Frank sighs and drops to a crouch again. His shoulders have lost the sharp tension from earlier. "You deal with more shit than any of us. I get it. But I also can't you watch you every second of the day. You wouldn't need more than a second."

Gerard meets his eyes through two layers of dirty plastic. Frank pats his pocket, and Gerard can see a capsule outlined in the fabric of his jeans.

"One more time," Frank says. "To give you time to think. And if you decide to do it, really decide, I won't come after you again."

Gerard breathes once. Twice. And then he says, "Only if you let me take them all at once."

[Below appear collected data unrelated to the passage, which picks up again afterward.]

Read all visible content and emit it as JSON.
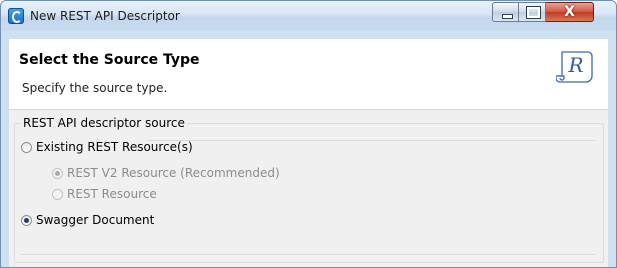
{
  "window": {
    "title": "New REST API Descriptor",
    "close_glyph": "X"
  },
  "header": {
    "title": "Select the Source Type",
    "description": "Specify the source type.",
    "icon_letter": "R"
  },
  "group": {
    "legend": "REST API descriptor source",
    "options": [
      {
        "label": "Existing REST Resource(s)",
        "checked": false,
        "enabled": true
      },
      {
        "label": "REST V2 Resource (Recommended)",
        "checked": true,
        "enabled": false
      },
      {
        "label": "REST Resource",
        "checked": false,
        "enabled": false
      },
      {
        "label": "Swagger Document",
        "checked": true,
        "enabled": true
      }
    ]
  }
}
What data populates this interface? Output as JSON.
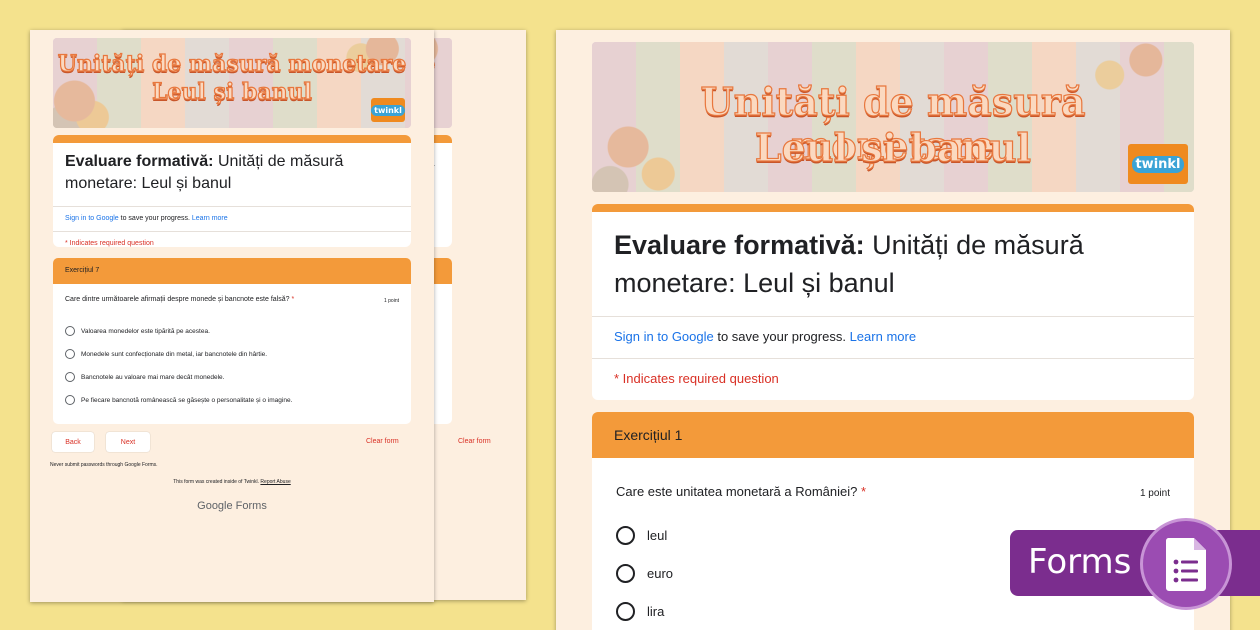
{
  "banner": {
    "line1": "Unități de măsură monetare",
    "line2": "Leul și banul",
    "logo": "twinkl"
  },
  "form": {
    "title_bold": "Evaluare formativă:",
    "title_rest": " Unități de măsură monetare: Leul și banul",
    "sign_in_link": "Sign in to Google",
    "sign_in_rest": " to save your progress. ",
    "learn_more": "Learn more",
    "required": "* Indicates required question"
  },
  "small_page": {
    "section": "Exercițiul 7",
    "question": "Care dintre următoarele afirmații despre monede și bancnote este falsă?",
    "star": " *",
    "points": "1 point",
    "options": [
      "Valoarea monedelor este tipărită pe acestea.",
      "Monedele sunt confecționate din metal, iar bancnotele din hârtie.",
      "Bancnotele au valoare mai mare decât monedele.",
      "Pe fiecare bancnotă românească se găsește o personalitate și o imagine."
    ],
    "back": "Back",
    "next": "Next",
    "clear": "Clear form",
    "footer1": "Never submit passwords through Google Forms.",
    "footer2": "This form was created inside of Twinkl.",
    "footer2_link": "Report Abuse",
    "google_forms": "Google Forms"
  },
  "big_page": {
    "section": "Exercițiul 1",
    "question": "Care este unitatea monetară a României?",
    "star": " *",
    "points": "1 point",
    "options": [
      "leul",
      "euro",
      "lira"
    ]
  },
  "badge": {
    "label": "Forms",
    "icon": "google-forms-icon"
  },
  "colors": {
    "accent": "#f39a3a",
    "background": "#f4e28d",
    "page": "#fdefe0",
    "badge": "#7b2d8e",
    "required": "#d93025",
    "link": "#1a73e8"
  }
}
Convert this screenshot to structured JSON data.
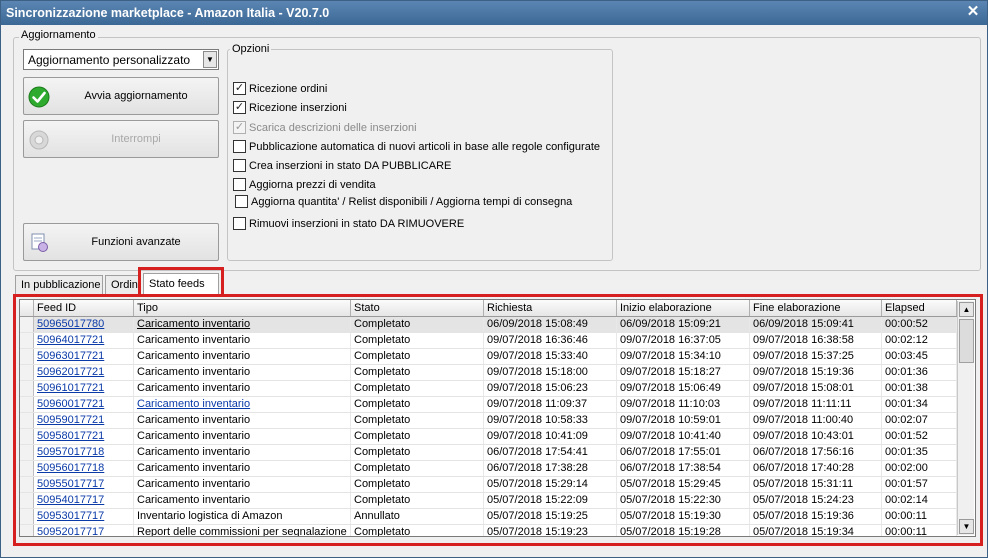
{
  "window": {
    "title": "Sincronizzazione marketplace - Amazon Italia - V20.7.0",
    "close": "✕"
  },
  "aggiornamento": {
    "legend": "Aggiornamento",
    "mode_value": "Aggiornamento personalizzato",
    "start_label": "Avvia aggiornamento",
    "stop_label": "Interrompi",
    "advanced_label": "Funzioni avanzate"
  },
  "options": {
    "legend": "Opzioni",
    "items": [
      {
        "label": "Ricezione ordini",
        "checked": true,
        "disabled": false
      },
      {
        "label": "Ricezione inserzioni",
        "checked": true,
        "disabled": false
      },
      {
        "label": "Scarica descrizioni delle inserzioni",
        "checked": true,
        "disabled": true
      },
      {
        "label": "Pubblicazione automatica di nuovi articoli in base alle regole configurate",
        "checked": false,
        "disabled": false
      },
      {
        "label": "Crea inserzioni in stato DA PUBBLICARE",
        "checked": false,
        "disabled": false
      },
      {
        "label": "Aggiorna prezzi di vendita",
        "checked": false,
        "disabled": false
      },
      {
        "label": "Aggiorna quantita' / Relist disponibili / Aggiorna tempi di consegna",
        "checked": false,
        "disabled": false
      },
      {
        "label": "Rimuovi inserzioni in stato DA RIMUOVERE",
        "checked": false,
        "disabled": false
      }
    ]
  },
  "tabs": [
    "In pubblicazione",
    "Ordini",
    "Stato feeds"
  ],
  "grid": {
    "columns": [
      "Feed ID",
      "Tipo",
      "Stato",
      "Richiesta",
      "Inizio elaborazione",
      "Fine elaborazione",
      "Elapsed"
    ],
    "rows": [
      [
        "50965017780",
        "Caricamento inventario",
        "Completato",
        "06/09/2018 15:08:49",
        "06/09/2018 15:09:21",
        "06/09/2018 15:09:41",
        "00:00:52"
      ],
      [
        "50964017721",
        "Caricamento inventario",
        "Completato",
        "09/07/2018 16:36:46",
        "09/07/2018 16:37:05",
        "09/07/2018 16:38:58",
        "00:02:12"
      ],
      [
        "50963017721",
        "Caricamento inventario",
        "Completato",
        "09/07/2018 15:33:40",
        "09/07/2018 15:34:10",
        "09/07/2018 15:37:25",
        "00:03:45"
      ],
      [
        "50962017721",
        "Caricamento inventario",
        "Completato",
        "09/07/2018 15:18:00",
        "09/07/2018 15:18:27",
        "09/07/2018 15:19:36",
        "00:01:36"
      ],
      [
        "50961017721",
        "Caricamento inventario",
        "Completato",
        "09/07/2018 15:06:23",
        "09/07/2018 15:06:49",
        "09/07/2018 15:08:01",
        "00:01:38"
      ],
      [
        "50960017721",
        "Caricamento inventario",
        "Completato",
        "09/07/2018 11:09:37",
        "09/07/2018 11:10:03",
        "09/07/2018 11:11:11",
        "00:01:34"
      ],
      [
        "50959017721",
        "Caricamento inventario",
        "Completato",
        "09/07/2018 10:58:33",
        "09/07/2018 10:59:01",
        "09/07/2018 11:00:40",
        "00:02:07"
      ],
      [
        "50958017721",
        "Caricamento inventario",
        "Completato",
        "09/07/2018 10:41:09",
        "09/07/2018 10:41:40",
        "09/07/2018 10:43:01",
        "00:01:52"
      ],
      [
        "50957017718",
        "Caricamento inventario",
        "Completato",
        "06/07/2018 17:54:41",
        "06/07/2018 17:55:01",
        "06/07/2018 17:56:16",
        "00:01:35"
      ],
      [
        "50956017718",
        "Caricamento inventario",
        "Completato",
        "06/07/2018 17:38:28",
        "06/07/2018 17:38:54",
        "06/07/2018 17:40:28",
        "00:02:00"
      ],
      [
        "50955017717",
        "Caricamento inventario",
        "Completato",
        "05/07/2018 15:29:14",
        "05/07/2018 15:29:45",
        "05/07/2018 15:31:11",
        "00:01:57"
      ],
      [
        "50954017717",
        "Caricamento inventario",
        "Completato",
        "05/07/2018 15:22:09",
        "05/07/2018 15:22:30",
        "05/07/2018 15:24:23",
        "00:02:14"
      ],
      [
        "50953017717",
        "Inventario logistica di Amazon",
        "Annullato",
        "05/07/2018 15:19:25",
        "05/07/2018 15:19:30",
        "05/07/2018 15:19:36",
        "00:00:11"
      ],
      [
        "50952017717",
        "Report delle commissioni per segnalazione",
        "Completato",
        "05/07/2018 15:19:23",
        "05/07/2018 15:19:28",
        "05/07/2018 15:19:34",
        "00:00:11"
      ]
    ]
  }
}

He expects Frank to waver. Instead, he says "Fine" right away and stands, hand out to Gerard.

Gerard takes it.

-

They don't go back to the diner. Frank has the Trans Am with supplies in the back, so it's easy to hole up in an unused safe house and close it off. Easy, in that they're ready in about an hour: Frank still has to defend the whole thing by himself when all the zonerunners know its location and it's right by a major route. But Frank refuses to go search for more. Not when they stop and Gerard pukes what little he has in his stomach out his exit valve.

Frank hands him the pills.

There's a lot of things that go could wrong, more than usual. He'll already be in a coma, to the point where Frank will have to stay awake to make sure he doesn't stop breathing and fix him an IV and a catheter. More could happen when Gerard wakes up. But it'll be over in three days, and Gerard won't be awake for any of it. He needs that, especially if he wants to keep his promise to Frank.

Gerard swallows the pills in one go, and he's out before he lies down.

-

Gerard doesn't die.

He doesn't remember anything from the days with the pills, and he doesn't ask Frank if there's any reason he looks pale before Frank curls up on the sleeping bag. Gerard also doesn't leave while Frank catches up on his missed rest. He doesn't need to sleep, so he curls up around Frank and listens to him breathe.

They just go back to the diner, say something about the jobs, and pretend it never happened. Mikey and Ray don't seem to know anything's different, although Mikey does give Gerard's hair frequent puzzled looks.

But Frank's always holding Gerard's hand every second he can get, and when he can't, he barely looks away. Gerard's always the one to break their gaze.

He has three months. Probably. And he has no idea how to tell Frank he isn't enough.